С. Абрамович, полагаясь на хронологическую последовательность событий, в какой барон фон Фризенгоф изложил Араповой факты, касающиеся его самого и его жены, впервые заметила (в книге «Пушкин в 1836 году»), что встреча в доме Полетики была раньше 4 ноября. Ее аргументы кажутся убедительными (и я добавила бы к ним еще один: в последующих воспоминаниях ни Вяземский, ни Фризенгоф не связывали напрямую факт встречи Дантеса с Натальей Николаевной и события 26–27 января 1837 года), но я и не вполне уверена, что приглашение на встречу последовало 2 ноября, в день, когда Пушкин набросал свой первый черновик письма Геккерену.

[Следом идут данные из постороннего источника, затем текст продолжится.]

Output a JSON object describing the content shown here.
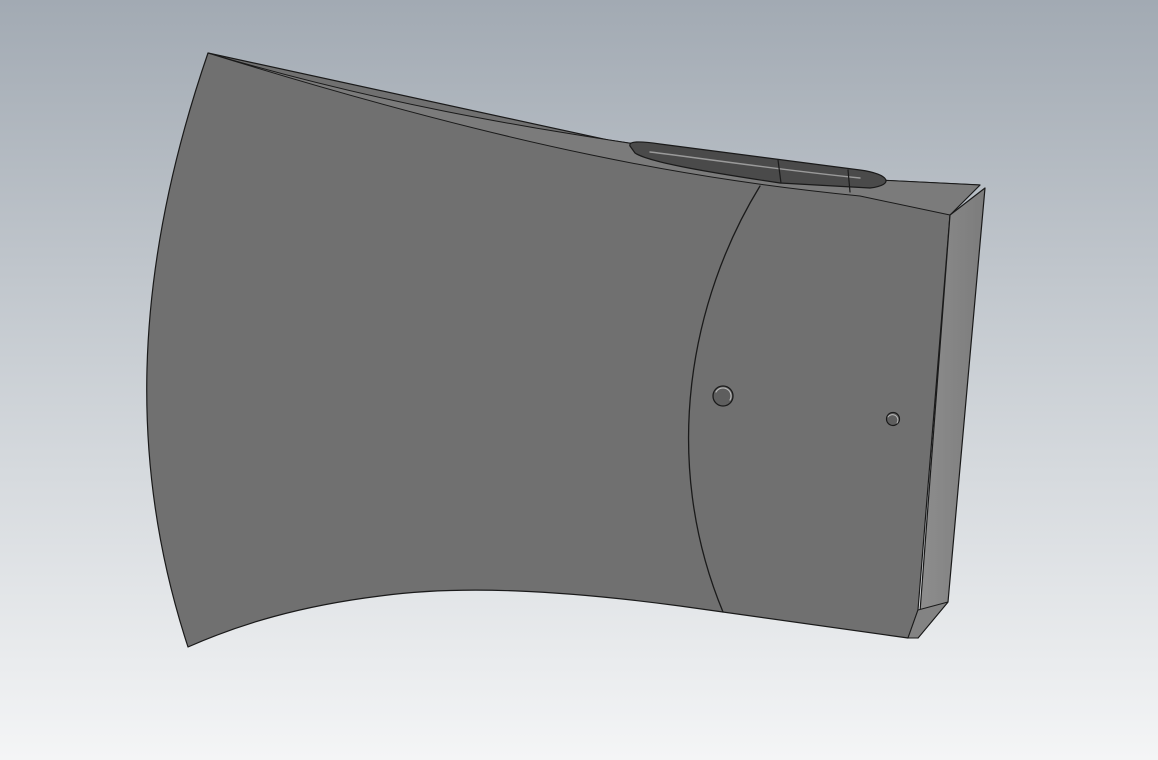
{
  "viewport": {
    "background_top": "#a2aab3",
    "background_bottom": "#f4f5f6",
    "model_face_color": "#707070",
    "model_bevel_color": "#7a7a7a",
    "model_side_color": "#888888",
    "edge_color": "#1a1a1a"
  }
}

Он постоянно думал об этом письме – обдумывал, взвешивая каждое слово, – с 13 ноября, когда он сказал княгине Вяземской: «Я знаю автора анонимных писем, и через неделю вы услышите о мщении единственном в своем роде: оно будет полное, совершенное; оно бросит этого человека в грязь». Семь дней: упорство его ненависти дотошное, пугающее по точности составленного им расписания. Неделя предполагала 21 ноября, когда истечет двухнедельная отсрочка, предоставленная им барону Геккерену утром 6 ноября. «Что я мог возразить против такой сокрушительной страсти? – Соллогуб задавал себе тогда этот вопрос. – Я промолчал невольно». Так не осмелимся и мы обсуждать заблуждения поэта. Ему виделось собственное благородство, великодушие, всемогущество и всеведение: один удачный ход – и жертва тривиальной шутки, достойный жалости муж с ореолом рогоносца, становится повелителем обстоятельств и случая. Он знает все: даже то, что его преследователи замышляют против него в самой глубокой тайне, – и может все: даже повернуть в свою пользу глупый, нелепый пасквиль, чтобы стереть в сердце своей жены все следы чувств, которые она могла питать к своему постоянному поклоннику. Мы с изумлением наблюдаем, как разворачивается романтичное интермеццо. Краснеющая, дрожащая «инженю» и «герой-любовник» уходят, уступая ведущие роли двум фигурам старшего возраста, большего интеллекта и опыта. Ловко избавив себя от вульгарной роли coureur d’alcoves, вечно бдительный и мудрый муж направляет всю свою ярость на того, чьи слова и поступки диктовались мерзостью и злонамеренностью, чья невероятная низость столь же безгранична, как безгранично его собственное благородство. В мертвенно-бледном свете ненависти Пушкина образ Геккерена приобретает облик демона, обладающего темной властью ада.